Computers are stupid

There's a discussion in the forum arguing that computers and software are sufficiently advanced and intelligent (or soon will be) to replace humans in many tasks. I always argue that software has inherent limitations that no computer hardware could ever overcome. Tonight, I was reminded of these limitations again.

I asked my mapping program, Microsoft Streets and Trips 2004, to direct me from Pittsburgh to my girlfriend's theatre in Manhattan. It initially gave me the most "direct" route using the Lincoln Tunnel, but it would have taken me on a huge driving tour through Manhattan that would, in reality, take far longer than an alternate route using the Holland Tunnel.

Unlike stupid online mapping services in which directions seem like an afterthought, the PC software packages usually allow you to set waypoints to refine your route. So I told Streets and Trips to set the Holland Tunnel as a waypoint and recalculate the directions.


"Directions"
At first glance, it gave me the right directions, but the area around the tunnel exit showed this confusing map. I was dreading that drive.

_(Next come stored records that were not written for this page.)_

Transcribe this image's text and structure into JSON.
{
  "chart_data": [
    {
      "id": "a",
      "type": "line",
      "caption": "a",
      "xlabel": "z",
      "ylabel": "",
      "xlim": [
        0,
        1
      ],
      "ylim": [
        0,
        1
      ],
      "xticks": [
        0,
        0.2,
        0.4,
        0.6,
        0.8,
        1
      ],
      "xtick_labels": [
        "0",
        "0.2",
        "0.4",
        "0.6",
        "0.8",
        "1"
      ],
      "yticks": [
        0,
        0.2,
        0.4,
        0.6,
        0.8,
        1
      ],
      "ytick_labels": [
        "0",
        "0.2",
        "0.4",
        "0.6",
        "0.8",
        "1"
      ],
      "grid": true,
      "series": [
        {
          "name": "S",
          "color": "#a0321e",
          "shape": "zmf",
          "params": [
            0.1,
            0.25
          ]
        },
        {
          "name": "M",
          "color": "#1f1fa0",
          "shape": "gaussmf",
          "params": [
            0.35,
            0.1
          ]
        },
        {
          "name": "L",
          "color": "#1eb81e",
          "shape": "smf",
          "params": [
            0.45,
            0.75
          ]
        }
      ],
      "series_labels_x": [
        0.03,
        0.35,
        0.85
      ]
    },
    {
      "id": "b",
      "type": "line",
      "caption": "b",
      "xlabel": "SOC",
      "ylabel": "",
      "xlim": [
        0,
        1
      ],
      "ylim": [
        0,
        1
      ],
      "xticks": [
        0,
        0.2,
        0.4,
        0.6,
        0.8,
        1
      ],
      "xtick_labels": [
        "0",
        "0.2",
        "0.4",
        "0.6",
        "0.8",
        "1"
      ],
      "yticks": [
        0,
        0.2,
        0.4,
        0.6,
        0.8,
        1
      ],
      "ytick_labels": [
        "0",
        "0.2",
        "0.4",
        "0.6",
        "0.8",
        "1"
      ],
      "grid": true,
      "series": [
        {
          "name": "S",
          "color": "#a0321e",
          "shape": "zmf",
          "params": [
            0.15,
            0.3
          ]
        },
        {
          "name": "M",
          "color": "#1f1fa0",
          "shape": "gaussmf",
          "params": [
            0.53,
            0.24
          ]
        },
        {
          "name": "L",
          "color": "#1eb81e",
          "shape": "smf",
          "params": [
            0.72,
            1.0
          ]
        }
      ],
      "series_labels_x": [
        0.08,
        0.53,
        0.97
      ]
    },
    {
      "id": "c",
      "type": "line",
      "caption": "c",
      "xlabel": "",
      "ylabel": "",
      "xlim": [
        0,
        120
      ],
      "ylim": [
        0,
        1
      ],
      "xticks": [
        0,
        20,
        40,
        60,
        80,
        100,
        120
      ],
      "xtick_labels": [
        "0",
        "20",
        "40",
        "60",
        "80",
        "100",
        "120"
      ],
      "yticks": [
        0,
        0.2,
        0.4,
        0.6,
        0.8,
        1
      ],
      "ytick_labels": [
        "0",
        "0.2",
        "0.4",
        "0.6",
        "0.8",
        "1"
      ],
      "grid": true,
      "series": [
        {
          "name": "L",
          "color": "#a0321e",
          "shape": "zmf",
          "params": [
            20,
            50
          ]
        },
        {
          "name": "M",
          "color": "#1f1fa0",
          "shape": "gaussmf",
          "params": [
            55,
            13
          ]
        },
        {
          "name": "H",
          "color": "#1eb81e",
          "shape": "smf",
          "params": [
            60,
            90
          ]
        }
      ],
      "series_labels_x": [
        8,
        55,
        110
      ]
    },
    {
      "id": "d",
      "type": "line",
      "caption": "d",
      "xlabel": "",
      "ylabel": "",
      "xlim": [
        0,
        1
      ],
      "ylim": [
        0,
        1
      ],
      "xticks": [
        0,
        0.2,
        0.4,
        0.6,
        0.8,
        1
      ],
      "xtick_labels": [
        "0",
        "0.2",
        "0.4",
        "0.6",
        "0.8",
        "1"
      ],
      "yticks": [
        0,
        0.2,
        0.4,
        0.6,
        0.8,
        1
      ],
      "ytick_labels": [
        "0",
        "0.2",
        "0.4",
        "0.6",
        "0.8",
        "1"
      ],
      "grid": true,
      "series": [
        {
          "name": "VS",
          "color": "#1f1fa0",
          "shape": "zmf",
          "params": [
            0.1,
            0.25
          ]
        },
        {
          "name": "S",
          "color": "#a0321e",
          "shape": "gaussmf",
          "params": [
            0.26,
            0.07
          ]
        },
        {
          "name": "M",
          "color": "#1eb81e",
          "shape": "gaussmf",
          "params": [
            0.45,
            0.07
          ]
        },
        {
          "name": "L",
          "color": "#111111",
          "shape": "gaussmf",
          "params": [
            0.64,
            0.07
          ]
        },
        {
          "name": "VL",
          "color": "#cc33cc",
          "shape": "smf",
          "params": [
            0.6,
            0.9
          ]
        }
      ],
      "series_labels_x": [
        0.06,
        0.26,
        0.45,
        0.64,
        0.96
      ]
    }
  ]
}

Later, I figured out what happened.

When I clicked on the Holland Tunnel to set it as my waypoint, I had actually clicked on the top (outbound) lane. To me, that's just "the Holland Tunnel". I was conceptually clicking on a tunnel, not any particular section of road inside of it. The mapping program, seeing these correctly as two separate one-way road sections, did what it took to get me to pass through that section: it directed me to drive through the tunnel into the city, then turn around and drive back out (hitting the waypoint in the other lane), then driving back in to eventually reach my destination.

Does anyone still want to argue that computers are smart and can replace human judgment?

The program did exactly what I requested. But that's not what I meant. You see, humans have the intelligence to figure out what you meant if it's not exactly what you said.

Growing up, my mother tried her best to prevent my sister and I from becoming television junkies by limiting how long we could watch. She'd say, "That TV better be turned off at 10:00!" While she meant that we couldn't watch any TV after 10:00, that's not what she said. So we'd turn it off at 9:59, and turn it back on at 10:01.

It was off at 10:00. We followed her instructions exactly.

Computers are like smartass kids. If you tell a computer to do something, it does exactly that - no more, no less. There's no "intelligence" behind it. Software can be written with algorithms that allow flexibility, but it's still all deterministic with predefined rules and patterns that were manually specified by a programmer in a cubicle somewhere.

When an unforeseen condition arises, a human can always use judgment to figure out a good possible solution. Computers are restricted to a finite set of predetermined patterns. Hardware can get faster than we could have ever imagined a decade ago, but we'll still never conquer that limit.